ON MENTAL ILLNESS: Effects of Paranoia

Jack Bragen
Friday January 03, 2014 - 08:19:00 AM

A "normal" person can become psychotic under certain conditions such as sleep deprivation or taking narcotics. However, many newly, correctly diagnosed people with schizophrenia, as a form of denial, will decide that their problem was just due to the drugs they took or to lack of sleep.  

When it is due to the brain being wired incorrectly (such as in schizophrenia), psychosis can be a lifelong condition. Thus, at no point could you accurately say, "I'm past my mental illness and from now on I will always be totally normal." Constant vigilance is required because even without repeat hospitalizations, lower level problems could recur.  

Probably due to my paranoid condition, I find it hard to trust anyone or anything. This interferes with nearly all of the relationships in my life. My medication and therapy help me not go into an acute mode of paranoid psychosis, yet I constantly have a little bit of it on a more tolerable volume level.  

Some fear is a life preserver and will make a person prudently cautious. However, some fear is irrational and can ruin a person's life. Distinguishing which type of fear you have, (e.g., useful fear or irrational fear) can be difficult.  

When paranoid, you might feel that a possible mishap lurks around every corner. And when something on occasion does go wrong, it only adds fuel to your belief of constant danger.  

Other people can't always detect one's paranoia and fear, since sometimes there are no external signs. Paranoia usually isn't anyone's fault, and is caused by the way in which someone's brain misdeveloped. It is not a sign that the bearer is weak or unintelligent.  
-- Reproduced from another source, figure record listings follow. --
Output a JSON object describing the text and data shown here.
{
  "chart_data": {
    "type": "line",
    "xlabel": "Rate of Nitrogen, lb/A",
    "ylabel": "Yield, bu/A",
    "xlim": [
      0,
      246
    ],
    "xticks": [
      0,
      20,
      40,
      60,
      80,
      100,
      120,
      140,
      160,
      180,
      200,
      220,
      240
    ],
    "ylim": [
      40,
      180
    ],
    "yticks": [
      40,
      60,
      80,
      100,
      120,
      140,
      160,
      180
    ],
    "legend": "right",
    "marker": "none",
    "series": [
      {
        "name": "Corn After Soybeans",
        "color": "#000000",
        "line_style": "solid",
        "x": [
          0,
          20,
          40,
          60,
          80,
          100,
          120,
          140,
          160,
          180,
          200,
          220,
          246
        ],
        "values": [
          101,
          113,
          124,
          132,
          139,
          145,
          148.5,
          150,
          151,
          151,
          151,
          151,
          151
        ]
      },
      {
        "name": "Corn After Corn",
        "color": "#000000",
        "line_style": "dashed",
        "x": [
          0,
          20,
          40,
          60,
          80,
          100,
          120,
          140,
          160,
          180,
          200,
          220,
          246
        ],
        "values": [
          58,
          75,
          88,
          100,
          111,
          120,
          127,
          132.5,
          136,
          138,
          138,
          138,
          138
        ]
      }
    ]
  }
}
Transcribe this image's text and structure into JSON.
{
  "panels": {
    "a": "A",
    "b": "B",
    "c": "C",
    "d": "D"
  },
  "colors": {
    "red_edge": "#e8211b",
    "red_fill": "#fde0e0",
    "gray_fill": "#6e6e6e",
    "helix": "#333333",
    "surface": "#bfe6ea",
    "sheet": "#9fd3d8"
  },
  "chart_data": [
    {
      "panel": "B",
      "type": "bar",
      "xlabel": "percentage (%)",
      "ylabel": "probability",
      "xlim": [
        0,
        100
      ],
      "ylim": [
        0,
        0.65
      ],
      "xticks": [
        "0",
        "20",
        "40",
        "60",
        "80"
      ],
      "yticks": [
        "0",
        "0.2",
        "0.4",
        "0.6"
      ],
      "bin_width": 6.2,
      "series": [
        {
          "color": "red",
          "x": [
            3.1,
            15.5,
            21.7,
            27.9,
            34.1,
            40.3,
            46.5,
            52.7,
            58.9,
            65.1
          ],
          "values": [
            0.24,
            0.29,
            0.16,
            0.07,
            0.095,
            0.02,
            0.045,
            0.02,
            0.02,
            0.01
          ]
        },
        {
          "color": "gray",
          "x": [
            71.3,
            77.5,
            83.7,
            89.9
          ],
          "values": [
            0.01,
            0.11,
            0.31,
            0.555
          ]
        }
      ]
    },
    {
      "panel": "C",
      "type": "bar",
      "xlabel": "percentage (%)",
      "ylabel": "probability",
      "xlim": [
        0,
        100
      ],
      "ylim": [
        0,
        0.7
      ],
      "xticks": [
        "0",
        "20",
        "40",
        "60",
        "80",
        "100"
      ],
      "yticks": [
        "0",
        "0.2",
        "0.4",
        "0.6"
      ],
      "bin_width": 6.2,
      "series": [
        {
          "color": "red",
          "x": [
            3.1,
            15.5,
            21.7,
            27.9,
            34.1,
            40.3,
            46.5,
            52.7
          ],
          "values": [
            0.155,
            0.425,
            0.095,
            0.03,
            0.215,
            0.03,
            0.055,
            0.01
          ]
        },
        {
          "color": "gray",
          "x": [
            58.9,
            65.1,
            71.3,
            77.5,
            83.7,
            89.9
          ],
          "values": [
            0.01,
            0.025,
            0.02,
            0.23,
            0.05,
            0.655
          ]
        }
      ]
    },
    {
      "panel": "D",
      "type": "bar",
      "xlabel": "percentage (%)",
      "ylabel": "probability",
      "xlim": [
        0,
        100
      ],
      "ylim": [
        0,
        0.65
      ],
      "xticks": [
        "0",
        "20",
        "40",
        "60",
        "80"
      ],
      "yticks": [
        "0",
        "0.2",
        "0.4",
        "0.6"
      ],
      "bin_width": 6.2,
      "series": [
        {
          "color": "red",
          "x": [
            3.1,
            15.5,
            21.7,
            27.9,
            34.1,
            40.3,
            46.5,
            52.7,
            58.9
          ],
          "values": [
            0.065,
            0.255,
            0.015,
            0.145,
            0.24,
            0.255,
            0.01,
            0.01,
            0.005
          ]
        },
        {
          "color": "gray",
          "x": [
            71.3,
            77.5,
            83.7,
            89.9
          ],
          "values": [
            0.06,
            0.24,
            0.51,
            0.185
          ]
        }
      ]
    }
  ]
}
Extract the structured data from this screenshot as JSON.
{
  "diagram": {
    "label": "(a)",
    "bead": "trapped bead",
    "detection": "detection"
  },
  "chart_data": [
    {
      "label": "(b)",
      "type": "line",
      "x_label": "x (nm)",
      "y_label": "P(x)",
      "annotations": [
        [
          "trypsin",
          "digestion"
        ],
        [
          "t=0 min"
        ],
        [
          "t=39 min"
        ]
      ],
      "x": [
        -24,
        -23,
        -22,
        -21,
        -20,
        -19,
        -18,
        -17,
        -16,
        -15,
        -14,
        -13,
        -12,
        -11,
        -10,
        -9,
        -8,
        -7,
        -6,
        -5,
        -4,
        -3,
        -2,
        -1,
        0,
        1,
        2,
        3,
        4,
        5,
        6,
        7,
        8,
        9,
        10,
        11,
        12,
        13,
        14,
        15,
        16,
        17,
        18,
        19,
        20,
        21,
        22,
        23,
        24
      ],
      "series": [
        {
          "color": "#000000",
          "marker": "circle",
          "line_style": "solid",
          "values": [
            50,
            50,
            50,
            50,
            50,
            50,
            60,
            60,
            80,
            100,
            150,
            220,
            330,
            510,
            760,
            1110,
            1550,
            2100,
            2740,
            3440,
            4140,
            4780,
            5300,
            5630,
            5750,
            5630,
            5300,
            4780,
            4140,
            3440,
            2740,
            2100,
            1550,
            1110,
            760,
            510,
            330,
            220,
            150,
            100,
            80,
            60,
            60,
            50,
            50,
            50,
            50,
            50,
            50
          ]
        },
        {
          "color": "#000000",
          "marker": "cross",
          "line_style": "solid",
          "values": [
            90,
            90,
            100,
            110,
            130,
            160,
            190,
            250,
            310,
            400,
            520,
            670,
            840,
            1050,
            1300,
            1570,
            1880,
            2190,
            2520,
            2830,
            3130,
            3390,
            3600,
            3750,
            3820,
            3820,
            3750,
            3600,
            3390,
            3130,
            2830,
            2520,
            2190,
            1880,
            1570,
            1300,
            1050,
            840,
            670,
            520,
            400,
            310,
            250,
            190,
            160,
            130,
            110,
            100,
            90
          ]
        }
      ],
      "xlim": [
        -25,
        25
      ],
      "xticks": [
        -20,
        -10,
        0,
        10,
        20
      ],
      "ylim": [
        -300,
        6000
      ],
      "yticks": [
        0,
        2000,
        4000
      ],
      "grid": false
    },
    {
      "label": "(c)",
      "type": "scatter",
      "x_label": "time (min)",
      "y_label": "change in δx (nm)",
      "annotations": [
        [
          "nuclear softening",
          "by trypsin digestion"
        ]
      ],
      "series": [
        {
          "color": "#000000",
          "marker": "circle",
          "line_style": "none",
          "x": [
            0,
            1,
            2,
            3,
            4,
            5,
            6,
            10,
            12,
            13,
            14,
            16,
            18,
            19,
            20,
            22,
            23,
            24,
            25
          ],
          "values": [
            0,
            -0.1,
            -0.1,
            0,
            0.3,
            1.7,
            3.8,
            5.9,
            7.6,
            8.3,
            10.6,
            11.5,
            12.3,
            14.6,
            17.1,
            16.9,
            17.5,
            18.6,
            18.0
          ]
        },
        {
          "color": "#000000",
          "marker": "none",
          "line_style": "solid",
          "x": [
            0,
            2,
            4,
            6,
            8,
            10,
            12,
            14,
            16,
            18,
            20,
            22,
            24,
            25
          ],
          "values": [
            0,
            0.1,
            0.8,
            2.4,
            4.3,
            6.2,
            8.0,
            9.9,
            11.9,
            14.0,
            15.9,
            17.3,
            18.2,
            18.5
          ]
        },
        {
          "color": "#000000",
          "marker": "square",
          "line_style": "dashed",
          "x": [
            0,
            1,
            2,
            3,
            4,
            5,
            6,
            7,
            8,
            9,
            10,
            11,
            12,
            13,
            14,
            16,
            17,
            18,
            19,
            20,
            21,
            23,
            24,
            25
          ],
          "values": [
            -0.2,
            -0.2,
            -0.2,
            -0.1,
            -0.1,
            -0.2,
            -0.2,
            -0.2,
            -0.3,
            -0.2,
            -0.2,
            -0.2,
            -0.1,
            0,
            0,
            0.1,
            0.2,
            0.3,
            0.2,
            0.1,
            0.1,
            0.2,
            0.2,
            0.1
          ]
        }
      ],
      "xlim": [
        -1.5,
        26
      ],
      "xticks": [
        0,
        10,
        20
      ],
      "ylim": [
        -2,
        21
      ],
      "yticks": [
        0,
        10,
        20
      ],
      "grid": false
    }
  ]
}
The part of the brain responsible for paranoia is a primitive area left over from prehistoric reptilian ancestors. The part of the brain responsible for higher functions, the cerebral cortex, is often left perfectly intact and functional. Thus, someone could have a paranoid disorder and could be normal or even exceptional otherwise.  

When paranoia takes over the mind, it is as though the mind has been hijacked. It blocks proper usage of the higher functions of the mind that could otherwise more effectively deal with a real life challenge.  

When I attempted work at various jobs, sometimes the work attempt was successful, and I stayed with some jobs for a year or so. In other instances, I was unaware of it, but paranoid perceptions made me feel threatened by the work environment. Some jobs were quite unbearable because of this, and I resigned from some jobs without notice. In the jobs where I felt closer to being comfortable, it was because I had a rapport with coworkers and supervisors.  

I can recall in my teen years and in fact back to early childhood, there were a lot of environments in which I didn't feel safe--particularly in the public school systems. Other students seemed big, mean and dangerous. They talked loud, laughed meanly and spat "loogies" on the pavement. Some of them were assaultive.  

In the development of the schizophrenic mind, something may go wrong very early in life in which the brain doesn't grasp how to defend oneself and feel safe.